C’est jus­te­ment sur le ter­rain par­le­men­taire que Cyrielle Cha­te­lain place désor­mais ses espoirs. La pré­si­dente du groupe éco­lo­giste à l’As­sem­blée natio­nale a en effet dépo­sé le 10 février une pro­po­si­tion de loi visant la natio­na­li­sa­tion tem­po­raire de Ven­co­rex, signée à ce jour par une cen­taine de dépu­tés. Un nombre en théo­rie suf­fi­sant, à un détail près… Car tous ces par­le­men­taires sont de gauche (essen­tiel­le­ment NFP). Or, pour qu’une pro­po­si­tion de loi soit exa­mi­née à l’As­sem­blée, elle néces­site une « diver­si­té poli­tique » qui fait aujourd’­hui défaut à ce texte. Autre­ment dit, des signa­taires de droite.
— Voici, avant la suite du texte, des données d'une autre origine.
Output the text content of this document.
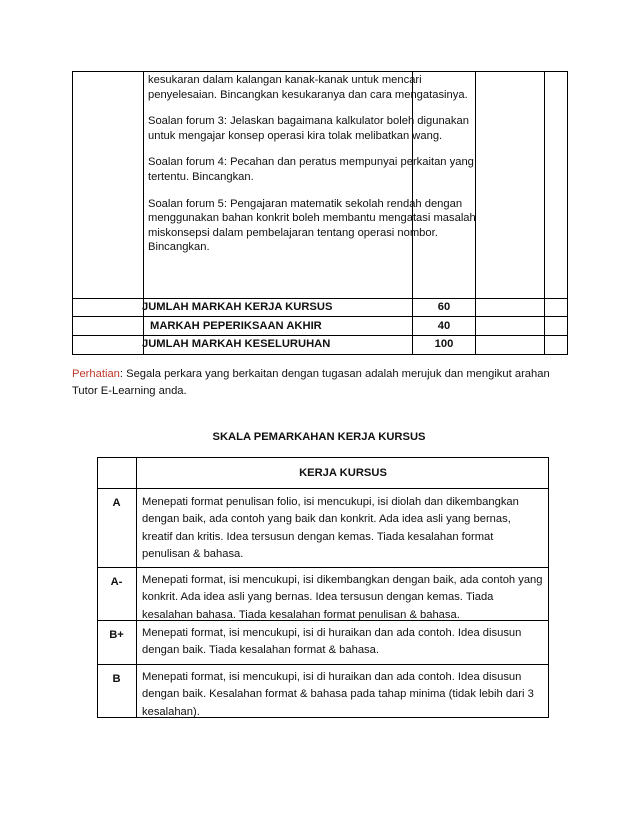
kesukaran dalam kalangan kanak-kanak untuk mencari penyelesaian. Bincangkan kesukaranya dan cara mengatasinya.

Soalan forum 3: Jelaskan bagaimana kalkulator boleh digunakan untuk mengajar konsep operasi kira tolak melibatkan wang.

Soalan forum 4: Pecahan dan peratus mempunyai perkaitan yang tertentu. Bincangkan.

Soalan forum 5: Pengajaran matematik sekolah rendah dengan menggunakan bahan konkrit boleh membantu mengatasi masalah miskonsepsi dalam pembelajaran tentang operasi nombor. Bincangkan.

JUMLAH MARKAH KERJA KURSUS	60
MARKAH PEPERIKSAAN AKHIR	40
JUMLAH MARKAH KESELURUHAN	100
Perhatian: Segala perkara yang berkaitan dengan tugasan adalah merujuk dan mengikut arahan Tutor E-Learning anda.
SKALA PEMARKAHAN KERJA KURSUS
KERJA KURSUS
A	Menepati format penulisan folio, isi mencukupi, isi diolah dan dikembangkan dengan baik, ada contoh yang baik dan konkrit. Ada idea asli yang bernas, kreatif dan kritis. Idea tersusun dengan kemas. Tiada kesalahan format penulisan & bahasa.
A-	Menepati format, isi mencukupi, isi dikembangkan dengan baik, ada contoh yang konkrit. Ada idea asli yang bernas. Idea tersusun dengan kemas. Tiada kesalahan bahasa. Tiada kesalahan format penulisan & bahasa.
B+	Menepati format, isi mencukupi, isi di huraikan dan ada contoh. Idea disusun dengan baik. Tiada kesalahan format & bahasa.
B	Menepati format, isi mencukupi, isi di huraikan dan ada contoh. Idea disusun dengan baik. Kesalahan format & bahasa pada tahap minima (tidak lebih dari 3 kesalahan).
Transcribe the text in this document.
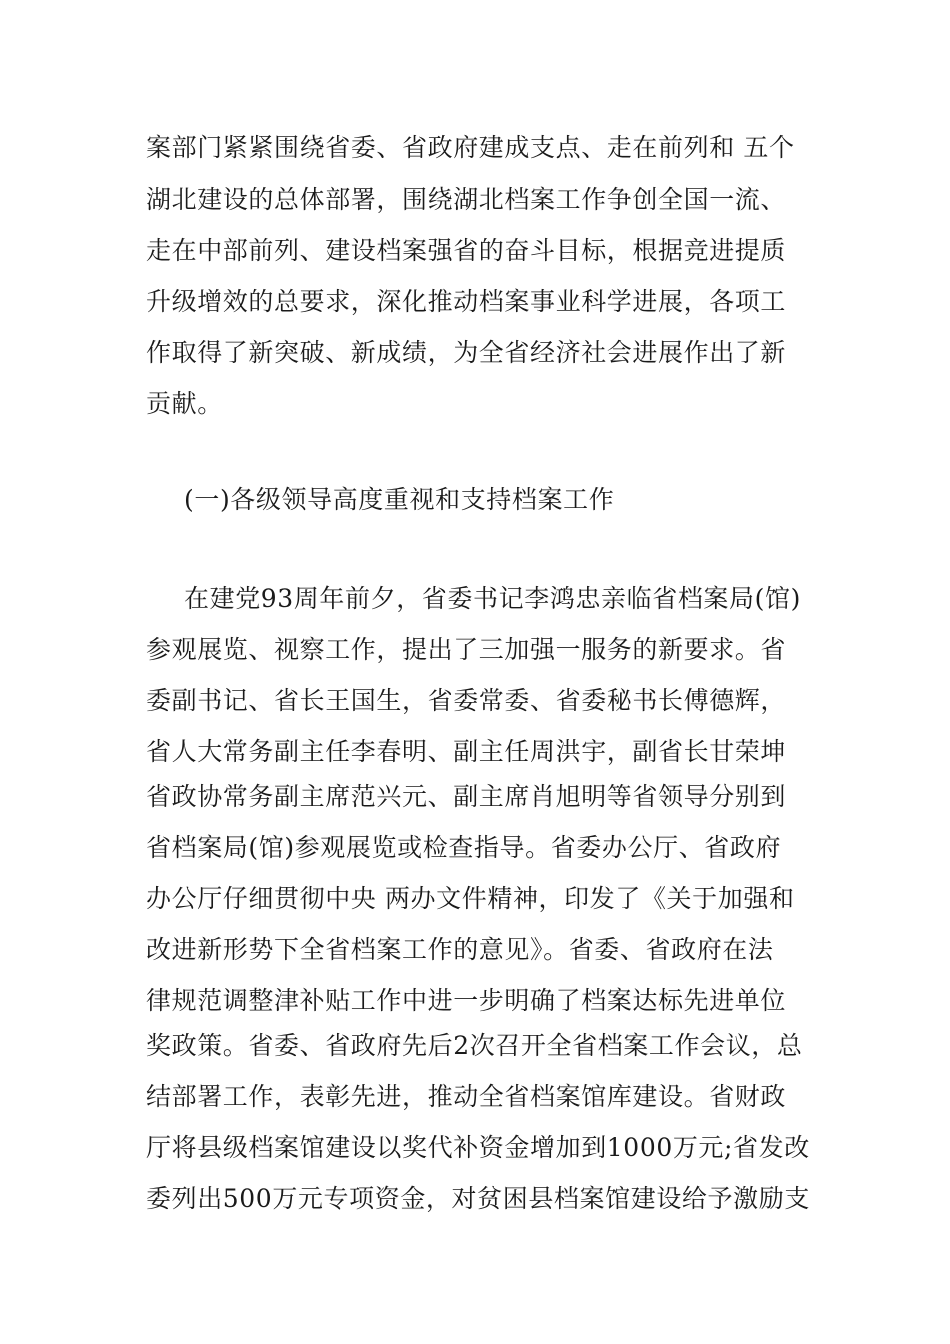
案部门紧紧围绕省委、省政府建成支点、走在前列和 五个
湖北建设的总体部署，围绕湖北档案工作争创全国一流、
走在中部前列、建设档案强省的奋斗目标，根据竞进提质
升级增效的总要求，深化推动档案事业科学进展，各项工
作取得了新突破、新成绩，为全省经济社会进展作出了新
贡献。
(一)各级领导高度重视和支持档案工作
在建党93周年前夕，省委书记李鸿忠亲临省档案局(馆)
参观展览、视察工作，提出了三加强一服务的新要求。省
委副书记、省长王国生，省委常委、省委秘书长傅德辉，
省人大常务副主任李春明、副主任周洪宇，副省长甘荣坤
省政协常务副主席范兴元、副主席肖旭明等省领导分别到
省档案局(馆)参观展览或检查指导。省委办公厅、省政府
办公厅仔细贯彻中央 两办文件精神，印发了《关于加强和
改进新形势下全省档案工作的意见》。省委、省政府在法
律规范调整津补贴工作中进一步明确了档案达标先进单位
奖政策。省委、省政府先后2次召开全省档案工作会议，总
结部署工作，表彰先进，推动全省档案馆库建设。省财政
厅将县级档案馆建设以奖代补资金增加到1000万元;省发改
委列出500万元专项资金，对贫困县档案馆建设给予激励支
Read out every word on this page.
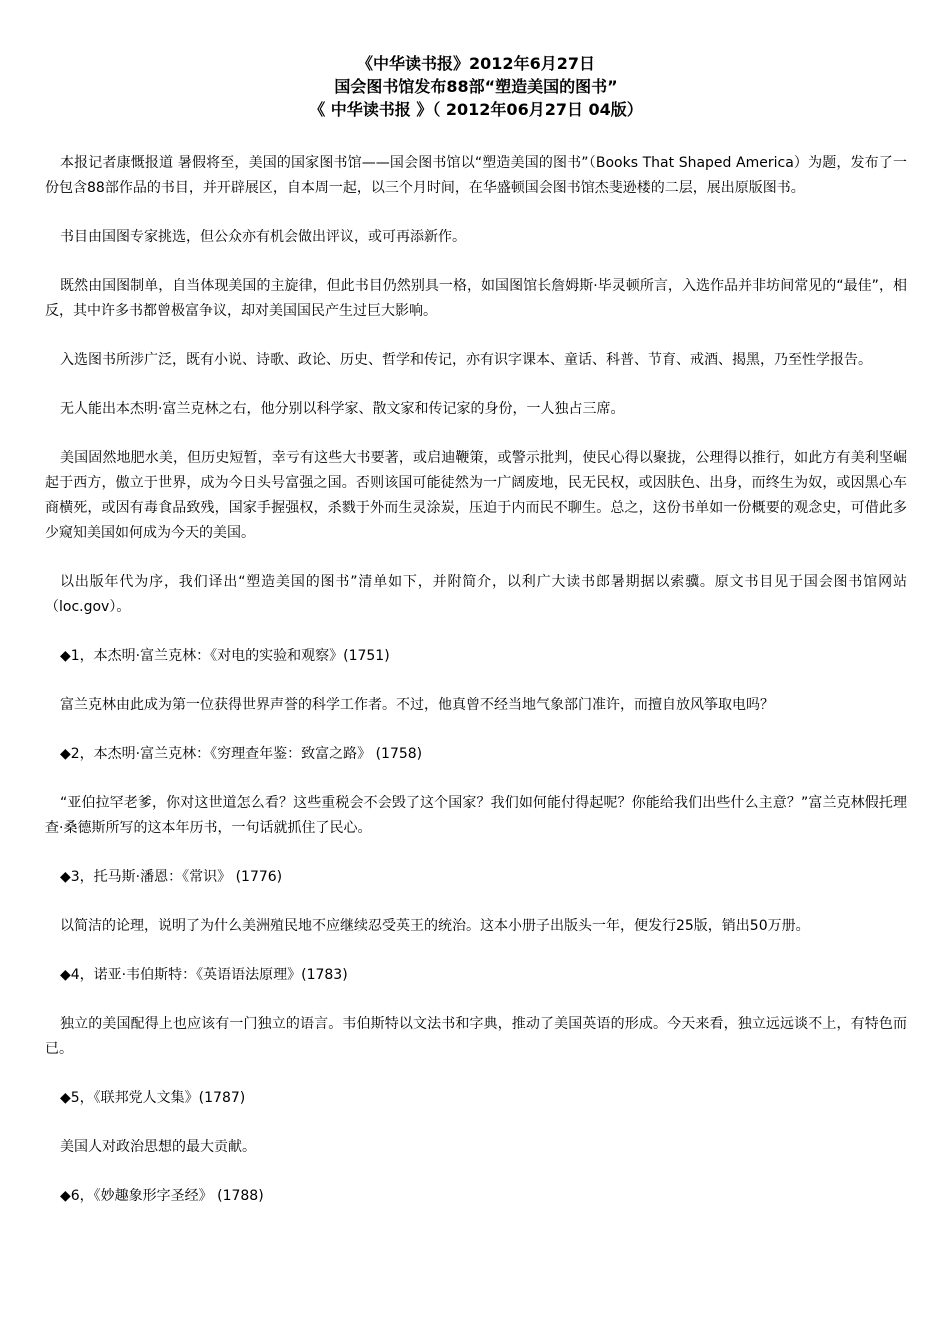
《中华读书报》2012年6月27日

国会图书馆发布88部“塑造美国的图书”

《 中华读书报 》（ 2012年06月27日 04版）

本报记者康慨报道 暑假将至，美国的国家图书馆——国会图书馆以“塑造美国的图书”（Books That Shaped America）为题，发布了一份包含88部作品的书目，并开辟展区，自本周一起，以三个月时间，在华盛顿国会图书馆杰斐逊楼的二层，展出原版图书。

书目由国图专家挑选，但公众亦有机会做出评议，或可再添新作。

既然由国图制单，自当体现美国的主旋律，但此书目仍然别具一格，如国图馆长詹姆斯·毕灵顿所言，入选作品并非坊间常见的“最佳”，相反，其中许多书都曾极富争议，却对美国国民产生过巨大影响。

入选图书所涉广泛，既有小说、诗歌、政论、历史、哲学和传记，亦有识字课本、童话、科普、节育、戒酒、揭黑，乃至性学报告。

无人能出本杰明·富兰克林之右，他分别以科学家、散文家和传记家的身份，一人独占三席。

美国固然地肥水美，但历史短暂，幸亏有这些大书要著，或启迪鞭策，或警示批判，使民心得以聚拢，公理得以推行，如此方有美利坚崛起于西方，傲立于世界，成为今日头号富强之国。否则该国可能徒然为一广阔废地，民无民权，或因肤色、出身，而终生为奴，或因黑心车商横死，或因有毒食品致残，国家手握强权，杀戮于外而生灵涂炭，压迫于内而民不聊生。总之，这份书单如一份概要的观念史，可借此多少窥知美国如何成为今天的美国。

以出版年代为序，我们译出“塑造美国的图书”清单如下，并附简介，以利广大读书郎暑期据以索骥。原文书目见于国会图书馆网站（loc.gov）。

◆1，本杰明·富兰克林：《对电的实验和观察》(1751)

富兰克林由此成为第一位获得世界声誉的科学工作者。不过，他真曾不经当地气象部门准许，而擅自放风筝取电吗？

◆2，本杰明·富兰克林：《穷理查年鉴：致富之路》 (1758)

“亚伯拉罕老爹，你对这世道怎么看？这些重税会不会毁了这个国家？我们如何能付得起呢？你能给我们出些什么主意？”富兰克林假托理查·桑德斯所写的这本年历书，一句话就抓住了民心。

◆3，托马斯·潘恩：《常识》 (1776)

以简洁的论理，说明了为什么美洲殖民地不应继续忍受英王的统治。这本小册子出版头一年，便发行25版，销出50万册。

◆4，诺亚·韦伯斯特：《英语语法原理》(1783)

独立的美国配得上也应该有一门独立的语言。韦伯斯特以文法书和字典，推动了美国英语的形成。今天来看，独立远远谈不上，有特色而已。

◆5，《联邦党人文集》(1787)

美国人对政治思想的最大贡献。

◆6，《妙趣象形字圣经》 (1788)
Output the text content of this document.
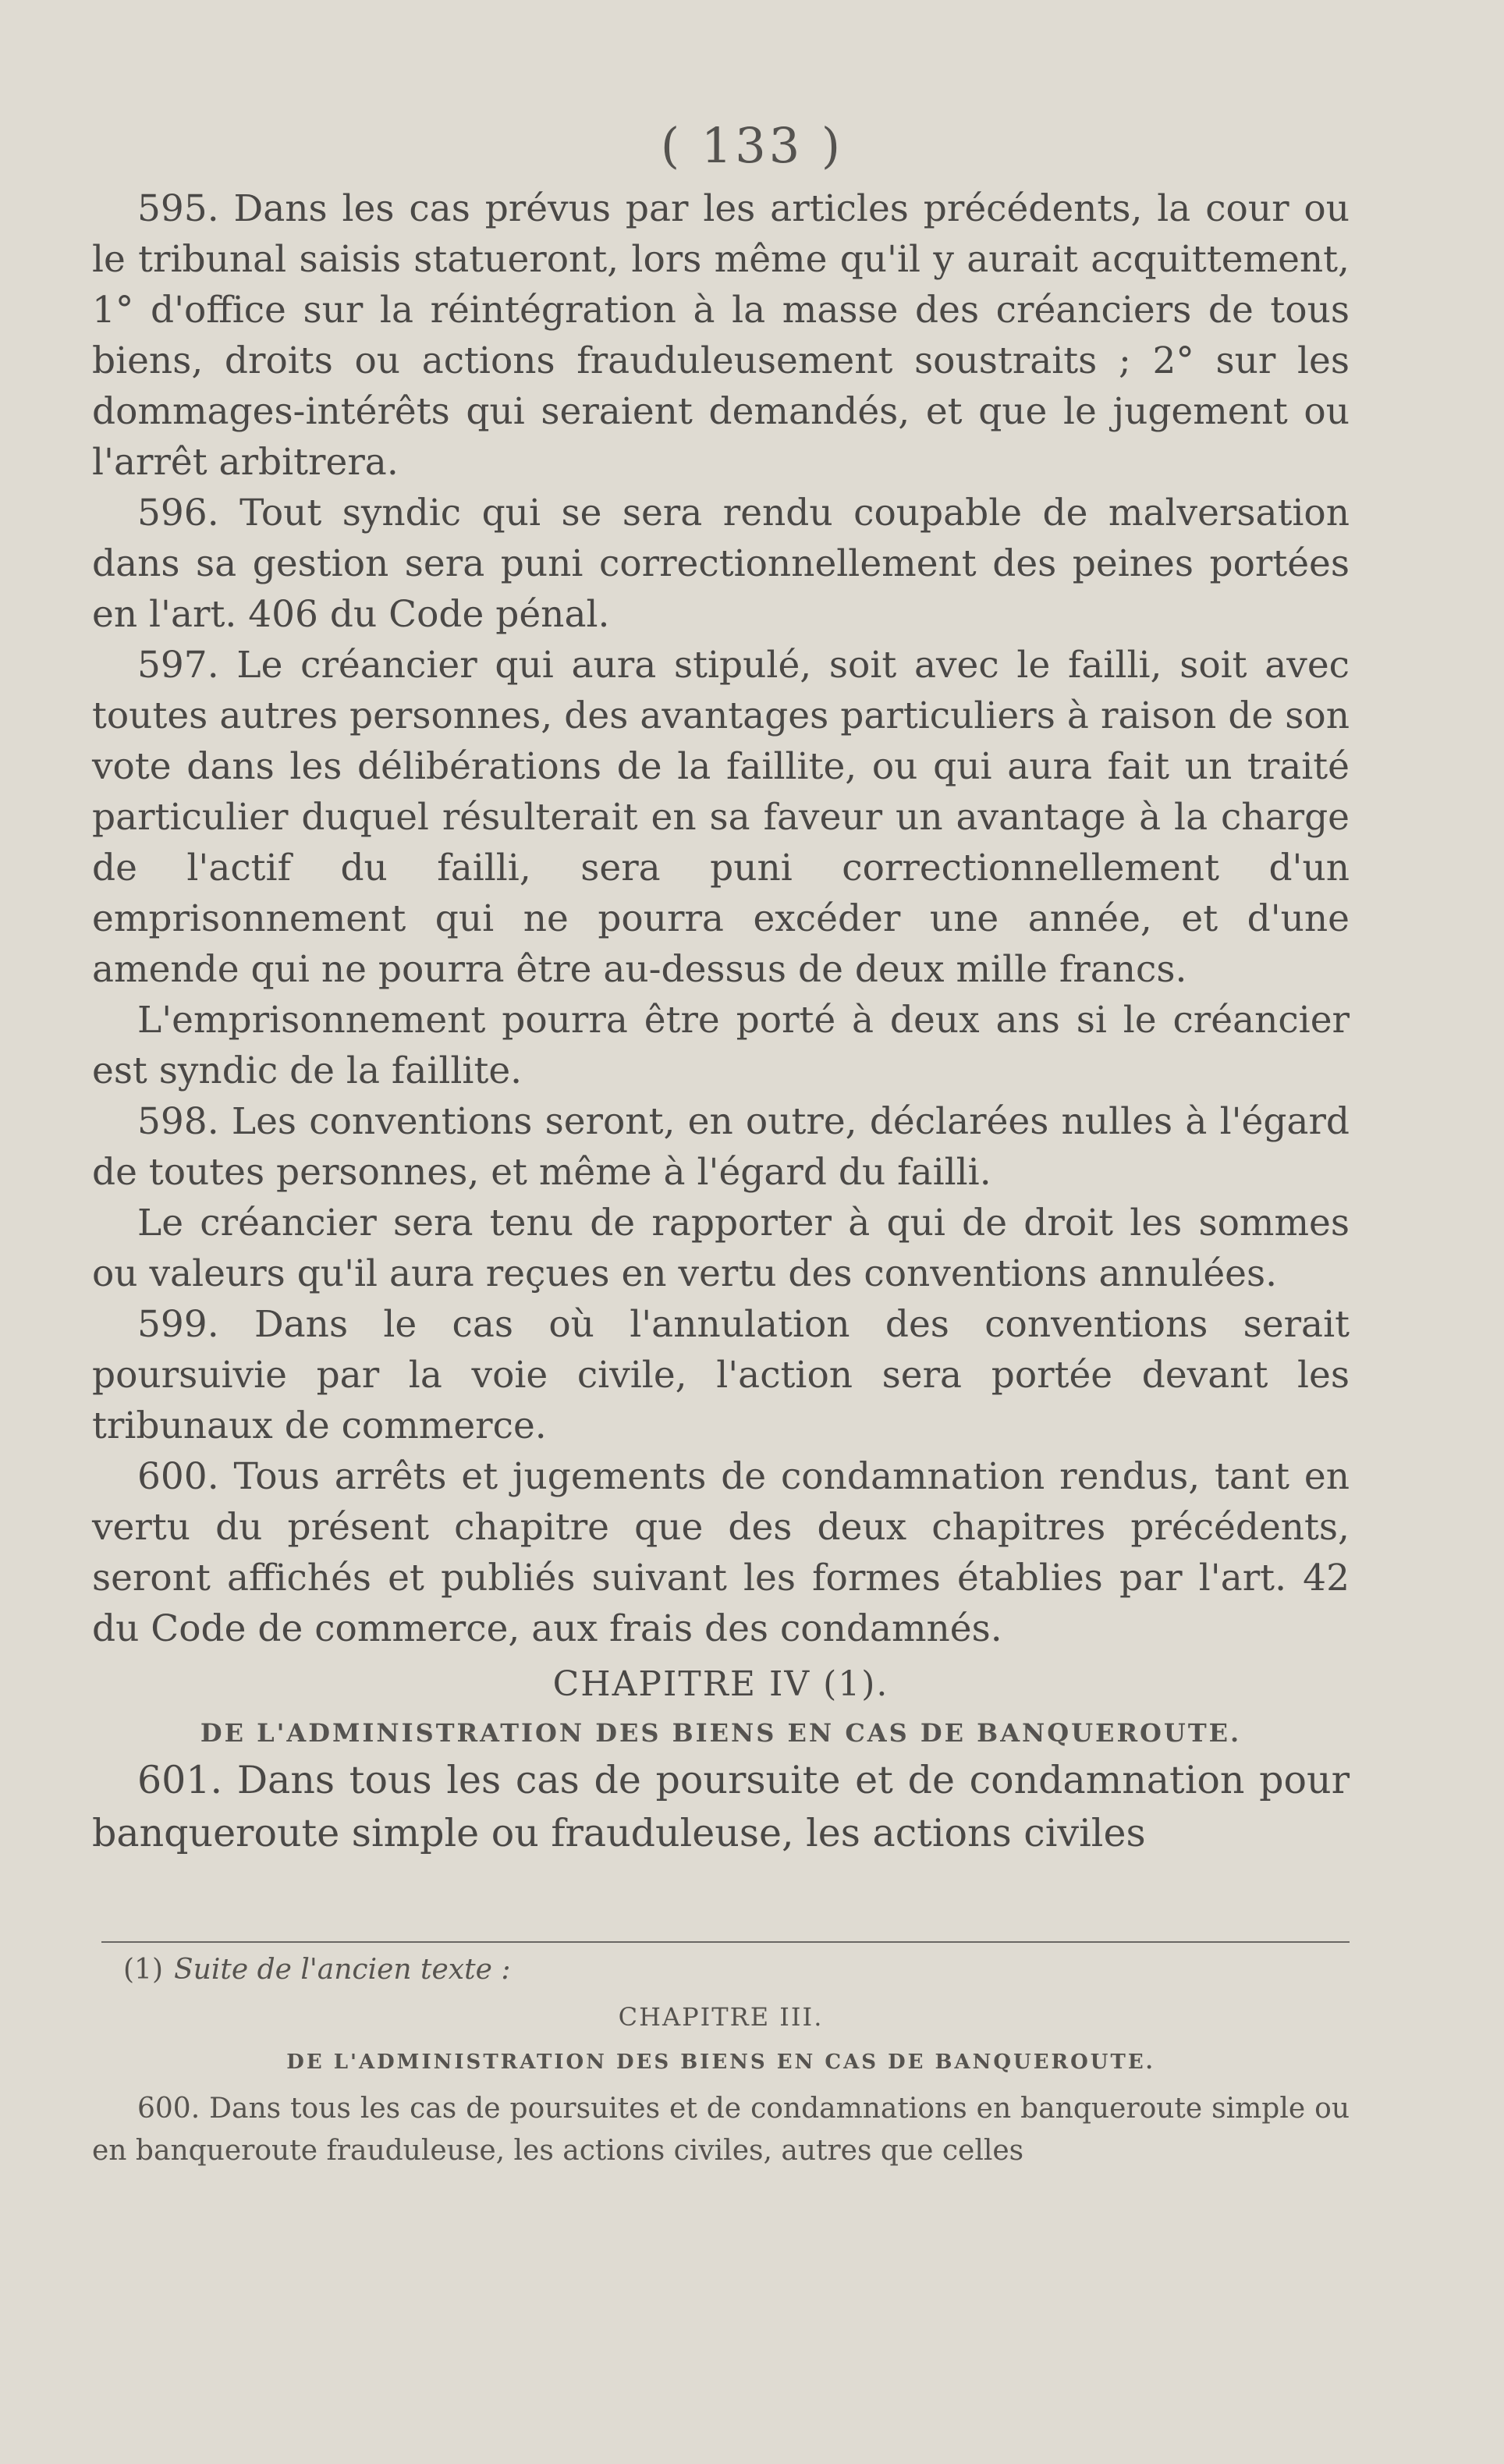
( 133 )

595. Dans les cas prévus par les articles précédents, la cour ou le tribunal saisis statueront, lors même qu'il y aurait acquittement, 1° d'office sur la réintégration à la masse des créanciers de tous biens, droits ou actions frauduleusement soustraits ; 2° sur les dommages-intérêts qui seraient demandés, et que le jugement ou l'arrêt arbitrera.

596. Tout syndic qui se sera rendu coupable de malversation dans sa gestion sera puni correctionnellement des peines portées en l'art. 406 du Code pénal.

597. Le créancier qui aura stipulé, soit avec le failli, soit avec toutes autres personnes, des avantages particuliers à raison de son vote dans les délibérations de la faillite, ou qui aura fait un traité particulier duquel résulterait en sa faveur un avantage à la charge de l'actif du failli, sera puni correctionnellement d'un emprisonnement qui ne pourra excéder une année, et d'une amende qui ne pourra être au-dessus de deux mille francs.

L'emprisonnement pourra être porté à deux ans si le créancier est syndic de la faillite.

598. Les conventions seront, en outre, déclarées nulles à l'égard de toutes personnes, et même à l'égard du failli.

Le créancier sera tenu de rapporter à qui de droit les sommes ou valeurs qu'il aura reçues en vertu des conventions annulées.

599. Dans le cas où l'annulation des conventions serait poursuivie par la voie civile, l'action sera portée devant les tribunaux de commerce.

600. Tous arrêts et jugements de condamnation rendus, tant en vertu du présent chapitre que des deux chapitres précédents, seront affichés et publiés suivant les formes établies par l'art. 42 du Code de commerce, aux frais des condamnés.

CHAPITRE IV (1).
DE L'ADMINISTRATION DES BIENS EN CAS DE BANQUEROUTE.

601. Dans tous les cas de poursuite et de condamnation pour banqueroute simple ou frauduleuse, les actions civiles

(1) Suite de l'ancien texte :
CHAPITRE III.
DE L'ADMINISTRATION DES BIENS EN CAS DE BANQUEROUTE.
600. Dans tous les cas de poursuites et de condamnations en banqueroute simple ou en banqueroute frauduleuse, les actions civiles, autres que celles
Sur le piquet de grève d’Ar­ke­ma, le 21 février.

Cyrielle Cha­te­lain l’ad­met d’ailleurs, « il manque dix signa­tures d’é­lus Les Répu­bli­cains ou macro­nistes ». La dépu­tée de la deuxième cir­cons­crip­tion de l’I­sère leur lance donc un appel : « J’ai envie de par­ler à mes col­lègues LR et macro­nistes, qui ont aus­si des indus­tries dans leur région. Signez la pro­po­si­tion de loi sur la natio­na­li­sa­tion tem­po­raire de Ven­co­rex. Que vous signiez ou pas, on sau­ra alors de quel côté vous vous situez. »

Pro­blème : le temps presse et un compte à rebours est enclen­ché afin de pou­voir ins­crire une telle pro­po­si­tion de loi à l’ordre du jour de l’Hé­mi­cycle. C’est en effet le 6 mars qu’ex­pire la période d’ob­ser­va­tion. Le tri­bu­nal de com­merce de Lyon se pro­non­ce­ra alors sur l’é­ven­tuelle liqui­da­tion judi­ciaire de Ven­co­rex.